Mi chiedo se oggi ha un senso ritornare ad essere puristi per la difesa della lingua italiana. Mi chiedo se questo tipo di atteggiamento possa servire a qualcosa. Forse se fosse diffuso riuscirebbe a rallentare l'avanzata dell'inglese, ma non a sconfiggerla. Il purismo è' nato all'epoca della rivoluzione francese, perchè allora i giacobini ritenevano che una nazione per avere un'identità comune dovesse avere una lingua comune.
Tuttavia oggi è in declino il concetto di nazione. Sono in molti a sostenere che la globalizzazione spazzerà via le nazioni.
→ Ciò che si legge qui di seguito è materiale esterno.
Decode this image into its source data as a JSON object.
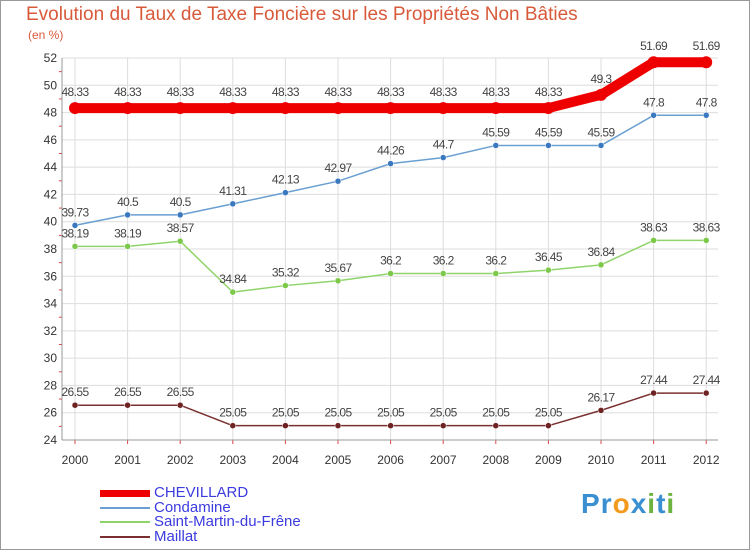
{
  "header": {
    "title": "Evolution du Taux de Taxe Foncière sur les Propriétés Non Bâties",
    "unit": "(en %)"
  },
  "logo": {
    "text": "Proxiti",
    "letters": [
      "P",
      "r",
      "o",
      "x",
      "i",
      "t",
      "i"
    ],
    "colors": [
      "#3a8fd0",
      "#3a8fd0",
      "#f29a1e",
      "#3a8fd0",
      "#6db33f",
      "#3a8fd0",
      "#6db33f"
    ]
  },
  "chart_data": {
    "type": "line",
    "title": "Evolution du Taux de Taxe Foncière sur les Propriétés Non Bâties",
    "ylabel": "(en %)",
    "xlabel": "",
    "ylim": [
      24,
      52
    ],
    "yticks": [
      24,
      26,
      28,
      30,
      32,
      34,
      36,
      38,
      40,
      42,
      44,
      46,
      48,
      50,
      52
    ],
    "categories": [
      "2000",
      "2001",
      "2002",
      "2003",
      "2004",
      "2005",
      "2006",
      "2007",
      "2008",
      "2009",
      "2010",
      "2011",
      "2012"
    ],
    "legend_position": "bottom-left",
    "grid": true,
    "series": [
      {
        "name": "CHEVILLARD",
        "color": "#ee0000",
        "width": 10,
        "marker": "#ee0000",
        "values": [
          48.33,
          48.33,
          48.33,
          48.33,
          48.33,
          48.33,
          48.33,
          48.33,
          48.33,
          48.33,
          49.3,
          51.69,
          51.69
        ],
        "labels": [
          "48.33",
          "48.33",
          "48.33",
          "48.33",
          "48.33",
          "48.33",
          "48.33",
          "48.33",
          "48.33",
          "48.33",
          "49.3",
          "51.69",
          "51.69"
        ]
      },
      {
        "name": "Condamine",
        "color": "#6a9fd2",
        "width": 1.5,
        "marker": "#3a78c0",
        "values": [
          39.73,
          40.5,
          40.5,
          41.31,
          42.13,
          42.97,
          44.26,
          44.7,
          45.59,
          45.59,
          45.59,
          47.8,
          47.8
        ],
        "labels": [
          "39.73",
          "40.5",
          "40.5",
          "41.31",
          "42.13",
          "42.97",
          "44.26",
          "44.7",
          "45.59",
          "45.59",
          "45.59",
          "47.8",
          "47.8"
        ]
      },
      {
        "name": "Saint-Martin-du-Frêne",
        "color": "#8fd46a",
        "width": 1.5,
        "marker": "#7cc94a",
        "values": [
          38.19,
          38.19,
          38.57,
          34.84,
          35.32,
          35.67,
          36.2,
          36.2,
          36.2,
          36.45,
          36.84,
          38.63,
          38.63
        ],
        "labels": [
          "38.19",
          "38.19",
          "38.57",
          "34.84",
          "35.32",
          "35.67",
          "36.2",
          "36.2",
          "36.2",
          "36.45",
          "36.84",
          "38.63",
          "38.63"
        ]
      },
      {
        "name": "Maillat",
        "color": "#7a3030",
        "width": 1.5,
        "marker": "#6e2222",
        "values": [
          26.55,
          26.55,
          26.55,
          25.05,
          25.05,
          25.05,
          25.05,
          25.05,
          25.05,
          25.05,
          26.17,
          27.44,
          27.44
        ],
        "labels": [
          "26.55",
          "26.55",
          "26.55",
          "25.05",
          "25.05",
          "25.05",
          "25.05",
          "25.05",
          "25.05",
          "25.05",
          "26.17",
          "27.44",
          "27.44"
        ]
      }
    ]
  }
}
Critici letterari, scrittori e studiosi nel corso del'900 hanno messo da parte il purismo. Più che alla difesa della lingua italiana hanno analizzato il rapporto tra lingua italiano e società, su cui aveva posto l'accento Gramsci con i Quaderni, definendo il concetto di egemonia culturale. Pasolini in "Nuove quesioni linguistiche" sosteneva che in Italia la letteratura era lontana dalla lingua media. Scorgeva il sorgere di un nuovo italiano, scaturito dalla società industriale e dall'Era della Scienza applicata. Ne venne fuori una polemica tra Pasolini e Calvino. Quest'ultimo era del parere che il nuovo italiano sarebbe stato più concreto, con meno parole e più termini; un italiano, che avrebbe sconfitto le espressioni verbali burocratiche.
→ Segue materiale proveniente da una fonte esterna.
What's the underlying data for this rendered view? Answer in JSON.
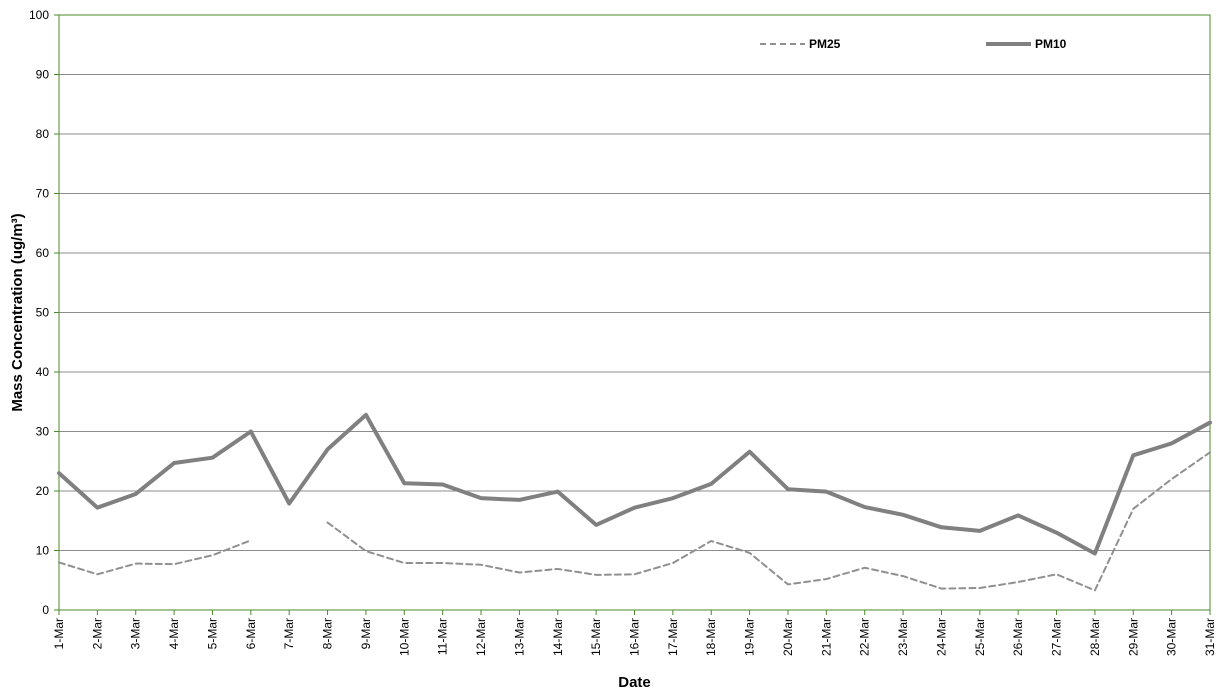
{
  "chart_data": {
    "type": "line",
    "title": "",
    "xlabel": "Date",
    "ylabel": "Mass Concentration (ug/m³)",
    "ylim": [
      0,
      100
    ],
    "yticks": [
      "0",
      "10",
      "20",
      "30",
      "40",
      "50",
      "60",
      "70",
      "80",
      "90",
      "100"
    ],
    "categories": [
      "1-Mar",
      "2-Mar",
      "3-Mar",
      "4-Mar",
      "5-Mar",
      "6-Mar",
      "7-Mar",
      "8-Mar",
      "9-Mar",
      "10-Mar",
      "11-Mar",
      "12-Mar",
      "13-Mar",
      "14-Mar",
      "15-Mar",
      "16-Mar",
      "17-Mar",
      "18-Mar",
      "19-Mar",
      "20-Mar",
      "21-Mar",
      "22-Mar",
      "23-Mar",
      "24-Mar",
      "25-Mar",
      "26-Mar",
      "27-Mar",
      "28-Mar",
      "29-Mar",
      "30-Mar",
      "31-Mar"
    ],
    "grid": true,
    "legend_position": "top-right",
    "series": [
      {
        "name": "PM25",
        "style": "dashed",
        "color": "#909090",
        "values": [
          8.0,
          6.0,
          7.8,
          7.7,
          9.2,
          11.7,
          null,
          14.7,
          9.9,
          7.9,
          7.9,
          7.6,
          6.3,
          6.9,
          5.9,
          6.0,
          7.9,
          11.6,
          9.6,
          4.3,
          5.2,
          7.1,
          5.7,
          3.6,
          3.7,
          4.7,
          6.0,
          3.3,
          17.0,
          22.0,
          26.5
        ]
      },
      {
        "name": "PM10",
        "style": "solid",
        "color": "#808080",
        "values": [
          23.0,
          17.2,
          19.5,
          24.7,
          25.6,
          30.0,
          17.9,
          27.0,
          32.8,
          21.3,
          21.1,
          18.8,
          18.5,
          19.9,
          14.3,
          17.2,
          18.8,
          21.2,
          26.6,
          20.3,
          19.9,
          17.3,
          16.0,
          13.9,
          13.3,
          15.9,
          13.0,
          9.5,
          26.0,
          28.0,
          31.5
        ]
      }
    ]
  }
}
A distanza di anni tuttavia dobbiamo constatare che il linguaggio burocratico, per quanto sia diminuito, è sempre diffuso. Basta andare sull'autobus e timbrare il biglietto per leggere il verbo "obliterare".
Se per Gramsci e Pasolini la questione linguistica era innanzitutto una questione politica, per Don Milani era una questione etica e di giustizia sociale. Nella sua scuola di Barbiana Don Milani insegnava ai suoi ragazzi a leggere i giornali, piuttosto che il latino. Con la pubblicazione di "Lettere a una professoressa" denunciava il classismo e l'elitarismo della scuola italiana di allora. Mise in luce il fatto che dalle disparità insite nella scuola italiana ne conseguiva una società italiana, in cui c'era chi aveva un vocabolario di 2000 parole e poteva ingannare facilmente la persona che ne conosceva solo 200. Non voglio assolutamente affermare che queste fossero problematiche di poco conto e di scarso interesse. Erano determinanti. Oggi qualcosa in meglio è cambiato.
Però forse in tutti questi anni era meglio difendere maggiormente la lingua italiana. Forse l'accademia della Crusca è stata lasciata troppo sola. A mio avviso ci vuole un popolo per difendere una lingua e non solo un'elite isolata.